I've attached a patch that reverts revision number 596909 that was related to this bug. It doesn't revert the subsequent commits though. Can you tell me if this fixes your dirfiles in skip mode? If so, I'll commit and we can look at this later.
Created attachment 18837 [details] Reverts revision number 596909 Reverts revision number 596909, but doesn't touch subsequent commits.
This seems to re-stablize skip reads. I think it should be applied to head until such time as the modified version is fixed. cbn On Thursday 07 December 2006 17:24, Adam Treat wrote: [bugs.kde.org quoted mail]
Correct Behaviour: (i) [current behaviour] always read on skip boundaries: ie only read frames N*S where S is the value of 'skip' and N is an integer. (eg, if S = 2, only read even numbered frames, regardless of the starting frame given. (ii) [current behaviour] when 'average' is on, only return points if there are a full S frames available to average. Average forward. this bug seems to request (iii-a) when 'average' is off, read as many frames as you can, given the frame range given. the current behaviour is (iii-b) [current behaviour] when 'average' is off, read the same number of frames as you would if 'average' were on. I think (i), (ii), (iii-b), the current behaviour, is, in fact, what we want. Thoughts?
To rephrase slightly: for skip mode we will wait until an entire frame is present before reading the first point from it. For some data sources (such as ascii) this isn't strictly necessary but maintains consistency with other options. I agree that the current behaviour is correct - though I suspect we'll have to defend it again in the future.
Not quite... In skip mode, we wait for all of S frames to read the first point in the group, because we might be called on to average those S frames. On Wednesday 28 March 2007 4:37:10 pm Andrew Walker wrote: > for skip mode we will wait until an entire frame is present before reading > the first point from it. For some data sources (such as ascii) this isn't > strictly necessary but maintains consistency with other options.
I am somewhat dubious here. We rarely (or never) use average/filtering on load, and I insist that it is very confusing for a user to indicate "read 1 sample every 25 frames", have 3501 frames and only 140 samples. I think the mental image the typical user has of skipping is that it reads the first data point as indicated in the UI, then skips (skip-1) points, then reads the next sample, and so on. If there is a sample #3501 that lies just after 24 skipped points, it should be read. Anything else will cause confusion ! Of course, there may be performance issues or consistency between the behavior with/without averaging on, and all sorts of reasons. But in the end it IS confusing. I am aware that taking into account all aspects (averaging on/off, read from start/end, skip or not, updates paused or not, performance, ...) makes this pretty tricky. I am just not sure that there isn't a way to remove this confusion while preserving a sensible behavior for the rest. That said, I haven't spent hours thinking about it... and maybe there is no better solution ?
Have we reached anything approaching a consensus on this?

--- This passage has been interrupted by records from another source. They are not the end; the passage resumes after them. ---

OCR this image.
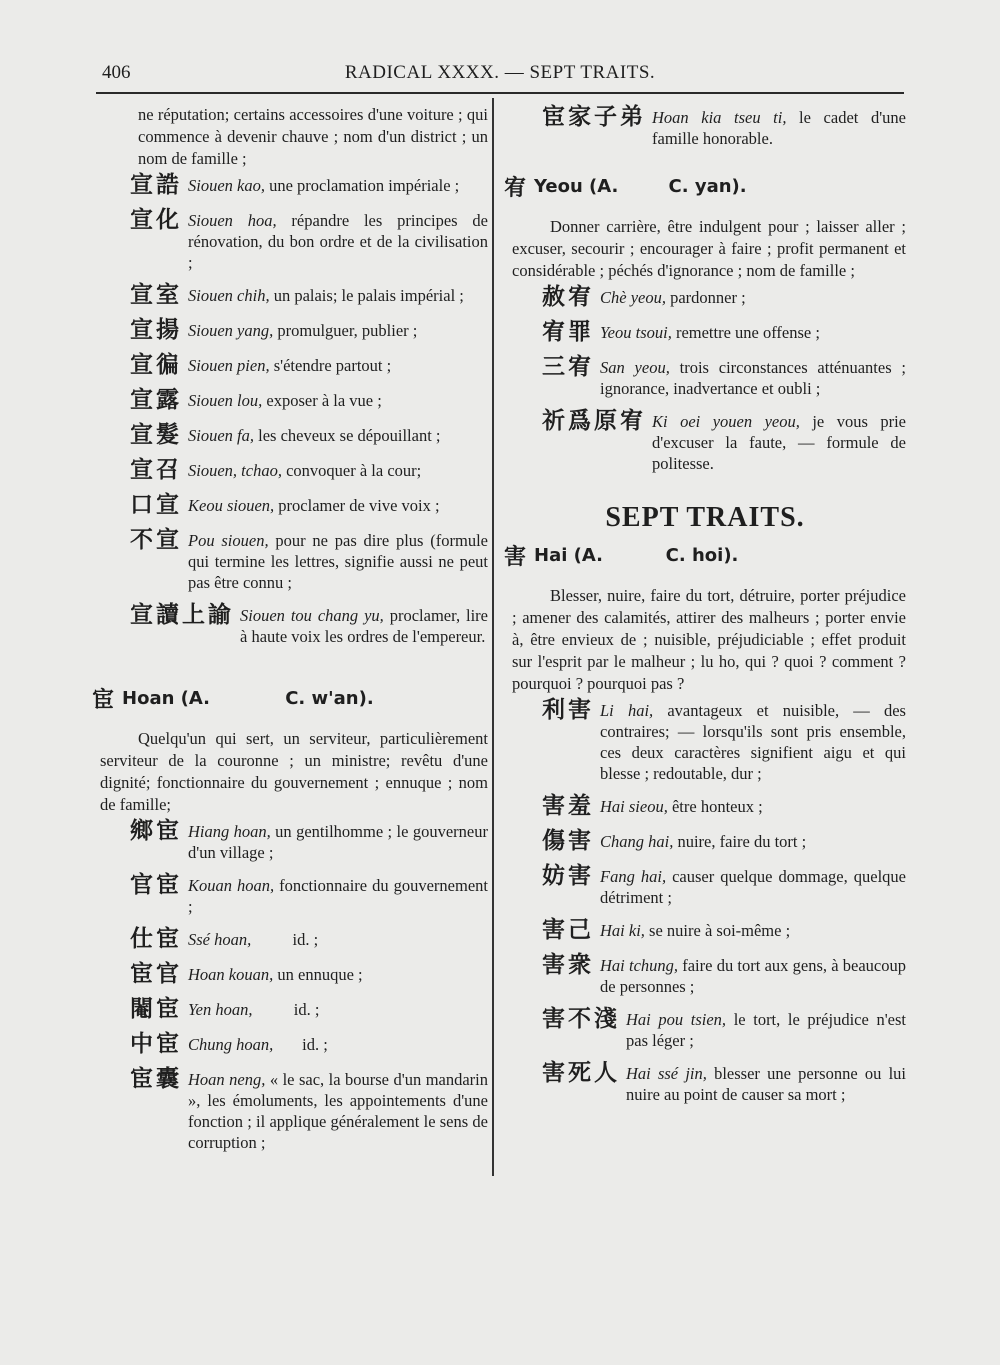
406	RADICAL XXXX. — SEPT TRAITS.

ne réputation; certains accessoires d'une voiture ; qui commence à devenir chauve ; nom d'un district ; un nom de famille ;

宣誥 Siouen kao, une proclamation impériale ;
宣化 Siouen hoa, répandre les principes de rénovation, du bon ordre et de la civilisation ;
宣室 Siouen chih, un palais; le palais impérial ;
宣揚 Siouen yang, promulguer, publier ;
宣徧 Siouen pien, s'étendre partout ;
宣露 Siouen lou, exposer à la vue ;
宣髮 Siouen fa, les cheveux se dépouillant ;
宣召 Siouen, tchao, convoquer à la cour;
口宣 Keou siouen, proclamer de vive voix ;
不宣 Pou siouen, pour ne pas dire plus (formule qui termine les lettres, signifie aussi ne peut pas être connu ;
宣讀上諭 Siouen tou chang yu, proclamer, lire à haute voix les ordres de l'empereur.
宦 Hoan (A.            C. w'an).

Quelqu'un qui sert, un serviteur, particulièrement serviteur de la couronne ; un ministre; revêtu d'une dignité; fonctionnaire du gouvernement ; ennuque ; nom de famille;

鄉宦 Hiang hoan, un gentilhomme ; le gouverneur d'un village ;
官宦 Kouan hoan, fonctionnaire du gouvernement ;
仕宦 Ssé hoan,          id. ;
宦官 Hoan kouan, un ennuque ;
閹宦 Yen hoan,          id. ;
中宦 Chung hoan,       id. ;
宦囊 Hoan neng, « le sac, la bourse d'un mandarin », les émoluments, les appointements d'une fonction ; il applique généralement le sens de corruption ;
宦家子弟 Hoan kia tseu ti, le cadet d'une famille honorable.
宥 Yeou (A.        C. yan).

Donner carrière, être indulgent pour ; laisser aller ; excuser, secourir ; encourager à faire ; profit permanent et considérable ; péchés d'ignorance ; nom de famille ;

赦宥 Chè yeou, pardonner ;
宥罪 Yeou tsoui, remettre une offense ;
三宥 San yeou, trois circonstances atténuantes ; ignorance, inadvertance et oubli ;
祈爲原宥 Ki oei youen yeou, je vous prie d'excuser la faute, — formule de politesse.
SEPT TRAITS.
害 Hai (A.          C. hoi).

Blesser, nuire, faire du tort, détruire, porter préjudice ; amener des calamités, attirer des malheurs ; porter envie à, être envieux de ; nuisible, préjudiciable ; effet produit sur l'esprit par le malheur ; lu ho, qui ? quoi ? comment ? pourquoi ? pourquoi pas ?

利害 Li hai, avantageux et nuisible, — des contraires; — lorsqu'ils sont pris ensemble, ces deux caractères signifient aigu et qui blesse ; redoutable, dur ;
害羞 Hai sieou, être honteux ;
傷害 Chang hai, nuire, faire du tort ;
妨害 Fang hai, causer quelque dommage, quelque détriment ;
害己 Hai ki, se nuire à soi-même ;
害衆 Hai tchung, faire du tort aux gens, à beaucoup de personnes ;
害不淺 Hai pou tsien, le tort, le préjudice n'est pas léger ;
害死人 Hai ssé jin, blesser une personne ou lui nuire au point de causer sa mort ;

The existing behaviour is self-consistent. It may be initially confusing for some users but I believe this to be unavoidable if we are to maintain consistency across data sources and data source options.
Oh well, so it seems I lost the argument in the end ? It's not clear to me why we can't do what Barth suggests in iii-a) in comment #10. To me, iii-a) is clearly better than iii-b) and indeed exactly what I wanted, especially as not everybody will be using averaging (around here nobody uses it in fact: we prefer to have all data points and possibly zoom out, kst has enough performance for that). Hoping there is still a chance, at least for 2.0...